Dr Pentikis has served as a reviewer at the FDA in the Office of Clinical Pharmacology. During her tenure at the FDA in the Neuropharmacology Division, she provided scientific expertise as a member of multi-disciplinary scientific teams engaged in review, evaluation, and in making recommendations regarding the approvability of regulatory submission. Most recently, Dr. Pentikis was the CSO and co-founder of Zero Point Five Therapeutics. She has led the development of a single dose therapy for intestinal parasites, from manufacturing through to clinical development. The drug is currently being evaluated in a multi-national clinical trial. She has also served as CSO and Co-Founder of Symbiomix Therapeutics, a venture-backed company that was sold to Lupin Pharmaceuticals, Inc., in 2017, after achieving NDA approval for Solosec™. Prior to Symbiomix, Dr. Pentikis served as Head, Clinical Pharmacology at AkaRx Inc., with oversight for all clinical pharmacology activities and management for the company’s lead oncology product. Dr. Pentikis’ work and position on the senior management team was instrumental in the $300M acquisition of AkaRx. Her other experiences include senior level positions at global CRO (ICON plc) and Sanofi-Aventis.

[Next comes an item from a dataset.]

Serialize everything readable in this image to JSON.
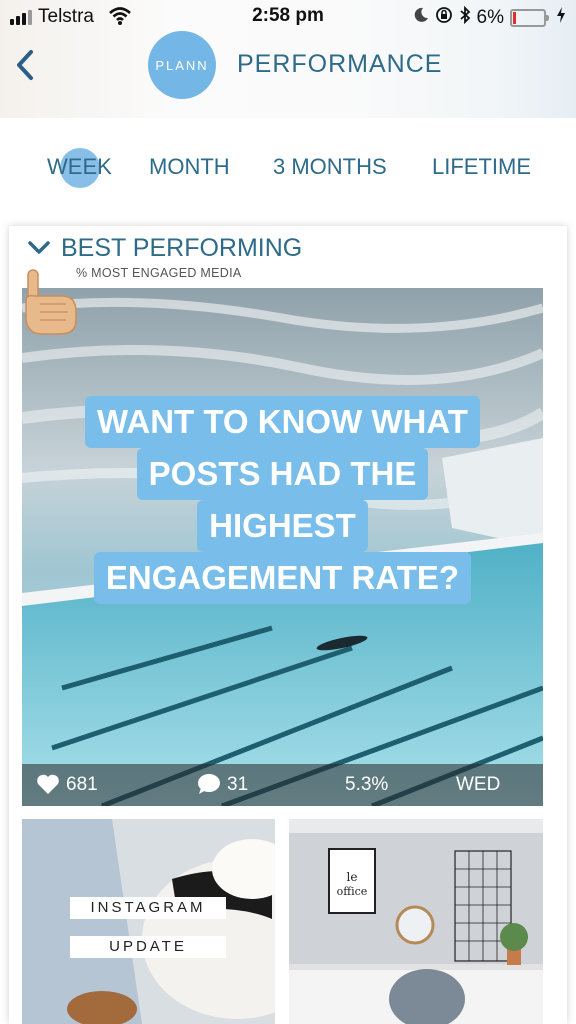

Dr. Pentikis received a B.S. in Biology from Wake Forest University, a Ph.D. in Pharmacology and Toxicology from the University of Maryland where her research interests included modulation of EEG effects of opioid agonists with endogenous opioid peptides. She completed a Pharmacokinetics Fellowship at the FDA where she gained expertise in pharmacometrics and the regulatory approval process. She serves as a grant reviewer for the Maryland Innovation Initiative and evaluates drug development proposals from emerging biopharmaceutical companies. She serves as a board member for Metrum Research Group and Redivivus Therapeutics where she provides scientific and entrepreneurial support for company management.

In addition to her scientific interests, Dr. Pentikis serves the community as an Executive Board Member of the Saint Demetrios Greek Orthodox Church and a mentor for pharmacy students at the University of Notre Dame in Maryland. She consistently supports The American Hellenic Educational Progressive Association, the Downtown Baltimore Family Alliance, the Hampden Family Center, the Susan G. Komen Foundation, and volunteers on the Brewers Hill Neighborhood Association in Baltimore.